A multidisciplinary approach was adopted in the investigation of diversity in the widespread Asian pitviper genus Ovophis. Combined morphological and mitochondrial DNA based phylogenetic analysis was used to infer relationships within the group, and investigation of diversity in the venom toxin phospholipase A₂ genes was carried out utilizing the mitochondrial phylogenetic tree. Preliminary work involving a second pitviper genus, Viridovipera, demonstrated the efficacy of mtDNA phylogenetic methods in uncovering relationships in Asian pitviper species, and broad agreement with hemipenial morphology underlines the effectiveness of a multidisciplinary approach. In Ovophis, two independent Bayesian phylogenetic inference methods returned similar well resolved trees. The divisions revealed in the tree agree only partly with current species and subspecies divisions. Morphological data were found to be in broad agreement with the phylogenetic tree. The previously defined subspecies Ovophis monticola orientalis and Ovophis montico/a makazayazaya were not supported as subspecies of Ovophis monticola in the phylogenetic analysis, instead showing closer affinity with Ovophis tonkinensis. The subspecies Ovophis monticola zhaokentangi was also unsupported in the tree and the morphological analysis. Relationships within the type species clade were
more complex than previously considered, and a potential new species was
uncovered in Northern Viet Nam.
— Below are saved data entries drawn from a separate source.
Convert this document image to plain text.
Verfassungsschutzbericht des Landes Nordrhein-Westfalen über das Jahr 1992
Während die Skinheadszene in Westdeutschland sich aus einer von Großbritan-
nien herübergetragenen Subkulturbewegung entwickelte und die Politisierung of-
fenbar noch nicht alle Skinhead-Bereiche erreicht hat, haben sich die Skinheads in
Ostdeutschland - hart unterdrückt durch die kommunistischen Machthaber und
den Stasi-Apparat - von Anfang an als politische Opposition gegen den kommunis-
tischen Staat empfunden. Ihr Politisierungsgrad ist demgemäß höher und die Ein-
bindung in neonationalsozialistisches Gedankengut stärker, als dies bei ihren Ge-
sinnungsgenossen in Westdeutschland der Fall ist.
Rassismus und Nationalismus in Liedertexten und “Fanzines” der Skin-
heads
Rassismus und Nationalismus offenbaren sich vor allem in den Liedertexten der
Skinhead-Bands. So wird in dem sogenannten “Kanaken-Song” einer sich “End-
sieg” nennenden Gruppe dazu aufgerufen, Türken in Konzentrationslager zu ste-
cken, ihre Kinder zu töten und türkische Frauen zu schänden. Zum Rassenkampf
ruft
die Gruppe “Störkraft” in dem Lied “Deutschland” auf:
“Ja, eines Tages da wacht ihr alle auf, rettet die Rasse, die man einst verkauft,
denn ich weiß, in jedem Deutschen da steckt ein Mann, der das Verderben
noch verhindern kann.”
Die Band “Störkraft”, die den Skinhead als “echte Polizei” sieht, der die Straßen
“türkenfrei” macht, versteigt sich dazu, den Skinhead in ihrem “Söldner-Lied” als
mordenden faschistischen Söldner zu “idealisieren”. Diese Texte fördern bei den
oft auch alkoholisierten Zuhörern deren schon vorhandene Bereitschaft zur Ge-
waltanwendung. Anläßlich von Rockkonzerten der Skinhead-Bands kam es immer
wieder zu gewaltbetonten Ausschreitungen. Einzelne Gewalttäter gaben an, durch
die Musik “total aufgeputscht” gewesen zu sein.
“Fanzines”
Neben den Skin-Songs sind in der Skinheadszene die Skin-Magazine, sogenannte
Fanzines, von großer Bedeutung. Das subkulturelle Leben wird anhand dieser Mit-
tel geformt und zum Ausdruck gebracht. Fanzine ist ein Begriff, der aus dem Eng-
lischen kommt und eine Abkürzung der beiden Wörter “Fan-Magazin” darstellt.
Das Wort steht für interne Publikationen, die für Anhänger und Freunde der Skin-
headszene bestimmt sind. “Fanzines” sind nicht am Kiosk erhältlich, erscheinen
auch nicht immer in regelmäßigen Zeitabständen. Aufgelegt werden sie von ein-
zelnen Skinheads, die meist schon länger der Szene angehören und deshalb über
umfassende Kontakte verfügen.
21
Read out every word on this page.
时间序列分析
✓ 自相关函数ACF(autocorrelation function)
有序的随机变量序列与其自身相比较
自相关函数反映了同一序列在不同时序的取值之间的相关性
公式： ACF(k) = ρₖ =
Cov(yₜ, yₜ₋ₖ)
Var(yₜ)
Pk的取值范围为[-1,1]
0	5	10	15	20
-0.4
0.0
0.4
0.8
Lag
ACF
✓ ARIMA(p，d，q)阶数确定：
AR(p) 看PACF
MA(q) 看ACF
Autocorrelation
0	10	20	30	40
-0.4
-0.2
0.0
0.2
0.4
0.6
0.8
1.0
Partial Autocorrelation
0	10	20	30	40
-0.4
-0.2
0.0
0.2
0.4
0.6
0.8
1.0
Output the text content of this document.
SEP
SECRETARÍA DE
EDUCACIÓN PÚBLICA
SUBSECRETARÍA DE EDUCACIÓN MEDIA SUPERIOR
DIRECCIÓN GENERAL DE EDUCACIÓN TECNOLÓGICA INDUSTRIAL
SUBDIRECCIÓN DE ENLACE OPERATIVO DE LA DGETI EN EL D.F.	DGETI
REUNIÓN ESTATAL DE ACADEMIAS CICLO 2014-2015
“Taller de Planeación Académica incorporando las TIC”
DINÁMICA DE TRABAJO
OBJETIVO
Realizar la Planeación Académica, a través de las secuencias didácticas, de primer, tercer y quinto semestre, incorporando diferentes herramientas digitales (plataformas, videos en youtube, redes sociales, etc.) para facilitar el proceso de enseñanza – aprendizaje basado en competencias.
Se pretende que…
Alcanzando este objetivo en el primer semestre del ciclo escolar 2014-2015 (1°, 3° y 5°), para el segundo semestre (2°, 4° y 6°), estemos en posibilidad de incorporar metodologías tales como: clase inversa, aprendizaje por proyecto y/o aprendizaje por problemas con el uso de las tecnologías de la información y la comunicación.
A substantially revised taxonomy of Ovophis
was proposed to take account of these newly revealed relationships, and regions in which further work needs to be concentrated for clarification of remaining taxonomic issues were identified. The venom of Ovophis was found to contain several distinct PLA₂ proteins, and a number of nuclear gene copies were sequenced belonging to an estimated three or more independent gene lineages stemming from duplication events. Evidence of positive selection was found in the patterns of substitution within the genes, and inconsistencies between trees based on intron and exon partitions suggest adaptive constraint or convergence in strongly expressed proteins.